Dengan komposisi: nasi setengah matang dan sambal teri direbus bersamaan, ia akan tahan dari serangan basi alias bisa lebih lama disimpan. Karena berlatar demikian, sebetulnya nasi ini secara otomatis juga menjadi bagian dari kuliner yang lahir dari kultur agraris (cara bagaimana manusia sekitar hutan mengawetkan makanan perbekalan) sepanjang beraktivitas di hutan. Sebab, mereka kadang-kadang bisa menginap di hutan hingga berhari-hari.
Perbincangan tentang nasi gegok membawa kami pada topik hangat terkait kemasan nasi gegok yang baru-baru Pak Bupati sempat katakan, yakni kemunculan nasi gegok poros maritim. Karena selama ini nasi gegok hanya dilauki sambal teri, dan sekarang dengan varian baru: di antaranya dilauki ikan laut dari jenis tongkol dan lainnya.
Siang itu, kami berangkat ke Bendungan sedikit diarak mendung. Sambil mengamati lebih detail kira-kira sudah sejauh mana dan perubahan apa saja yang tampak di sepanjang jalan mulai dari kota Trenggalek, Ngares hingga memasuki Bendungan. Dan benar saja, telah berdiri beberapa home stay di sisi kiri jalan, sebelum memasuki wilayah Kecamatan Bendungan.
Sesampai di lokasi yang dituju—kendati sudah mendapat brand sebagai desa wisata—suasana Dilem Wilis (di Desa Domyong) rasa-rasanya masih seperti dulu: tetap lengang, sepi, dan ngungun, bak lokasi mati. Tak ada perubahan atau kesan yang berbeda terasa dari pembrandingan tersebut. Sekadar papan nama-papan nama baru yang sengaja dipasang di beberapa lokasi juga pemandangan pohon-pohon pinus yang ditebangi pada gigir bukit di sepanjang gang menuju bekas pabrik.
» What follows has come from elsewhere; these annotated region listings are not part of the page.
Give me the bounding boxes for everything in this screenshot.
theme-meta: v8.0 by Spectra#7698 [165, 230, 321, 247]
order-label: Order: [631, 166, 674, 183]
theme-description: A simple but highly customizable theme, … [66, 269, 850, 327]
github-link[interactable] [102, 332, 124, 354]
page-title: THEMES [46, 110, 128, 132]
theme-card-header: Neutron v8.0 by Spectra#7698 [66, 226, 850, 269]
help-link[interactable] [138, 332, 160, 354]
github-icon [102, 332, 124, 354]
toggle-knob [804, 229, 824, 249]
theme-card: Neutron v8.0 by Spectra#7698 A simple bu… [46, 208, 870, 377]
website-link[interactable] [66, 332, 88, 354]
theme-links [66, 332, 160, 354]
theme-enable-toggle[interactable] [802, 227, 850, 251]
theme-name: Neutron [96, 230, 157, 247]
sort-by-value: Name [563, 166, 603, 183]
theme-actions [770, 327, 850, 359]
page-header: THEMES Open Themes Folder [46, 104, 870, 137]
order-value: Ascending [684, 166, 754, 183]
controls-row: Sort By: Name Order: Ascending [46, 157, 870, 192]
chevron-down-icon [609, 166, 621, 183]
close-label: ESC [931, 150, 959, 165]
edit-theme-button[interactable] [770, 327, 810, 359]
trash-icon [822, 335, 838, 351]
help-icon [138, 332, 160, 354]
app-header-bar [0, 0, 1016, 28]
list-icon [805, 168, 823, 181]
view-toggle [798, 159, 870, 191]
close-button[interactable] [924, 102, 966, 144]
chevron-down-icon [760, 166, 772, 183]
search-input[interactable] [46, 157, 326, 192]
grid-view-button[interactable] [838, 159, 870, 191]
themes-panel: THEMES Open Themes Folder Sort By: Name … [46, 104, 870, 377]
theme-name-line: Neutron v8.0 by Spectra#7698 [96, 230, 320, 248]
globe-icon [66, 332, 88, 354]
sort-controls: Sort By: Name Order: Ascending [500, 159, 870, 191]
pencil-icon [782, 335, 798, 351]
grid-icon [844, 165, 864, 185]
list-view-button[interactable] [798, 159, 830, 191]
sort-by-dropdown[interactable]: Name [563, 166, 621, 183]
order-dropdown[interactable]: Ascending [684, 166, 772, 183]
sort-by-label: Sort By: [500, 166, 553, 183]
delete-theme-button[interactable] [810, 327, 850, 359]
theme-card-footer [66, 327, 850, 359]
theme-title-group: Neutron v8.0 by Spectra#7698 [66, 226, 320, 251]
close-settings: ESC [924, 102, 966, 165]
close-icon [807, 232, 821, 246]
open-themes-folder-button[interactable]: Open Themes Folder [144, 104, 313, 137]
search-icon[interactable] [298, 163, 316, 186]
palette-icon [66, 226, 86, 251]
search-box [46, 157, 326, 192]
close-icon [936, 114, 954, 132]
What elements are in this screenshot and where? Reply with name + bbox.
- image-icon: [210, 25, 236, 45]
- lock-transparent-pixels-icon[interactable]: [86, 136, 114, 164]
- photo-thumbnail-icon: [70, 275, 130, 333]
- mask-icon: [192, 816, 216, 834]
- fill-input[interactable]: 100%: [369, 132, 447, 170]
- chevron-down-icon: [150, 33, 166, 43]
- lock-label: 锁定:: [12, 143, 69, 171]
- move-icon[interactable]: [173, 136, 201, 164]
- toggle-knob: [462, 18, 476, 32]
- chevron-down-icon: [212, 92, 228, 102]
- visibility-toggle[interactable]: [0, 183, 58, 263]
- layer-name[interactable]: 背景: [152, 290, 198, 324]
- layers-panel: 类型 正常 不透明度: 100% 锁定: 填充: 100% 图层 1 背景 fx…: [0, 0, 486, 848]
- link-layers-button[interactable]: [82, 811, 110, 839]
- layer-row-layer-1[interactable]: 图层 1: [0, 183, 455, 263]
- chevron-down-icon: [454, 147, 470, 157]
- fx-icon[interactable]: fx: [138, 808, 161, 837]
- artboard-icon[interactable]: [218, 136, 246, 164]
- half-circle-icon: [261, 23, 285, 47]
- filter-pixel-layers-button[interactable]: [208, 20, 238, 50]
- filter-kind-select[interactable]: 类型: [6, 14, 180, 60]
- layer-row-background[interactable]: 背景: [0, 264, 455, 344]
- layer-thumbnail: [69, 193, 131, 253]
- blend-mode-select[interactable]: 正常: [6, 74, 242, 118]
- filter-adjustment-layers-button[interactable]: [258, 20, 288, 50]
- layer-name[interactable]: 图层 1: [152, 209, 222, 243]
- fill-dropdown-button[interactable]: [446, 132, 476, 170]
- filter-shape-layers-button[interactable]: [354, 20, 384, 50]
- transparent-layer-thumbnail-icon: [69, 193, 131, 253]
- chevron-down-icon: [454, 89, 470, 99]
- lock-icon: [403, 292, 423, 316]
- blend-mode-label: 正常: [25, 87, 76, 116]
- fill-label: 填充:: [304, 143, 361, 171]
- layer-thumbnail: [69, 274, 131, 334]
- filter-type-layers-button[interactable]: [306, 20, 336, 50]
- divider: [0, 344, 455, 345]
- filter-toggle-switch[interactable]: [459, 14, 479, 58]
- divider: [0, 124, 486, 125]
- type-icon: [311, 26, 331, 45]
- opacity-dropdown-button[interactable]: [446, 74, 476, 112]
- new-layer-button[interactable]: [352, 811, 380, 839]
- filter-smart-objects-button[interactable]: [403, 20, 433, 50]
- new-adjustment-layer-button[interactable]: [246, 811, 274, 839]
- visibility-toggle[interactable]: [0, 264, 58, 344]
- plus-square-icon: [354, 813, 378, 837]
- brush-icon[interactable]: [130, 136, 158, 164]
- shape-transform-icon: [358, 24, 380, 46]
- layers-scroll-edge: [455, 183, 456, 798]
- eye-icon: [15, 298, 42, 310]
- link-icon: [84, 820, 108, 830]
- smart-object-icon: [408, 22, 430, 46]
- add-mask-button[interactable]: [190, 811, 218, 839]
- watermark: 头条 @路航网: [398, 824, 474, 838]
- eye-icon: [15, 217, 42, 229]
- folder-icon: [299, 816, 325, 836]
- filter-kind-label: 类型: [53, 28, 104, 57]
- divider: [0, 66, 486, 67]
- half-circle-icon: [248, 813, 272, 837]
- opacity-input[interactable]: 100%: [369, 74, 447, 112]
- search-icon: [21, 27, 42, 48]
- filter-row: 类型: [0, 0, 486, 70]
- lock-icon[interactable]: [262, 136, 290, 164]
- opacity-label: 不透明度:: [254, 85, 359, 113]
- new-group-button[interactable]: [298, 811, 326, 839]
Memandangi pabrik tua itu, sembari menamat-namatkannya kembali, aura masa silam begitu saja menguar dan membayang. Kami mengelilingi bangunan tua ini. Tak sengaja juga saya, mengikuti Trigus, ikut memasukkan kepala ke sebuah lubang atau lorong kecil, yang sepertinya digunakan sebagai tempat pembakaran (pemanggangan). Bau udara dari bekas abu tercium sengak, menderitkan sedikit rasa takut. Dahulu, pertama datang ke sini, bekas pabrik ini berwarna lapuk pada seluruh rangka bangunan juga terlumuri karat dan coklat di hampir seluruh besinya, seolah menjadi perangkap bagi segala jenis kotoran dan debu yang terbawa angin untuk menempel di situ: menguantifikasi umur. Kini pemandangan sudah agak berbeda, bekas pabrik ini lumayan lebih bersih.
Di sekitar bangunan bekas pabrik hanya kami jumpai tak genap sepuluh batang pohon kopi yang tak terawat. Dua di antaranya, kebetulan sedang berbuah, sementara batang-batang yang lain seperti enggan melanjutkan hidup. Pak Cahyo meminta difoto berlatar satu dari dua batang kopi yang masih berdaun. Saya sempat menggerutu, melihat pemandangan tak meyakinkan mengenai batang-batang kopi yang terlihat mata. Lalu, kopi sebelah mana ya, kira-kira yang di-brand dengan kemasan bermerek ”kopi Van Dilem; Kopine Wong Londho” itu?
Ada beberapa penduduk sekitar yang berlalu-lalang, kebetulan aktivitas di pemerahan susu sapi masih berlangsung. Meski hanya tampak beberapa gelintir orang. Di ujung jalan, dekat wisma, seekor anjing menjemur diri sembari menjulurkan lidah dan mengawasi sekitar. Termasuk mengawasi gerak-gerik kami yang nota bene pendatang. Satu-dua orang tampak melintas di jalanan lengang dan di atas bukit. Di antaranya terlihat membawa sekarung rumput di belakang jok motor.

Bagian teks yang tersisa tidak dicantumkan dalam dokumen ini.